Euro Rises as Dollar Falls after Trump’s Tariffs

The euro surged on Thursday, gaining significant ground against the US dollar as markets reacted to sweeping new tariffs announced by the Trump administration. The EUR/USD pair climbed to its highest level since October, fueled by a broader selloff in the greenback and investor unease over trade and economic uncertainty.

The newly unveiled tariffs include a baseline 10% duty on all US imports, with additional "reciprocal" tariffs calculated using a controversial formula. This has sparked backlash globally, with critics, including former Treasury Secretary Larry Summers, warning that the measures were imposed without sound data. Some of the tariffs, such as those on uninhabited territories, have drawn particular scrutiny.

 

US economic data released this week has added to investor anxiety. The ISM Services PMI dropped sharply to 50.8 in March, its lowest in nine months and a sign of slowing growth. The fallout from the tariffs has already started to weigh on business sentiment and consumer confidence, as seen in recent indicators. Economists and analysts alike now fear the new trade barriers could spark a broader economic downturn.

 

Friday's upcoming Nonfarm Payrolls (NFP) report is expected to provide clearer insight into how the labor market is faring amid rising trade tensions. Private payroll data released earlier showed stronger-than-expected job growth, but the market remains cautious.

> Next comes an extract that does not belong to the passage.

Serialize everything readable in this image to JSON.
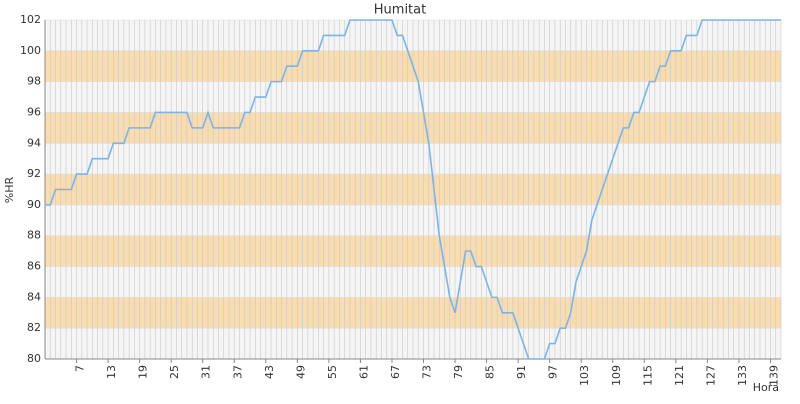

The NFP figures will likely influence expectations around the Federal Reserve’s next moves, particularly as inflation and employment data become more volatile.

 

The US dollar continued its decline on Friday, reaching a six-month low against the euro. Safe-haven currencies such as the Japanese yen and Swiss franc strengthened, while risk-sensitive currencies like the Australian and New Zealand dollars fell sharply. The dollar index, which tracks the USD against six major peers, dropped nearly 2%—its worst single-day performance since 2022.

 

Markets are now pricing in four potential interest rate cuts by the Fed this year, amid fears that the US economy could slip into recession. Bond yields have fallen as investors flock to safer assets, and gold prices surged to multi-month highs. Concerns about stagflation—where high inflation persists even as growth slows—are also mounting, complicating the Fed’s ability to maintain economic stability.

 

Trump's aggressive tariff strategy has shaken financial markets, weakened the dollar, and raised the risk of a global slowdown. While short-term optimism around job data may bring temporary relief, investors remain wary of the long-term consequences. All eyes are now on the Fed and upcoming economic indicators to gauge the next chapter in this increasingly volatile environment.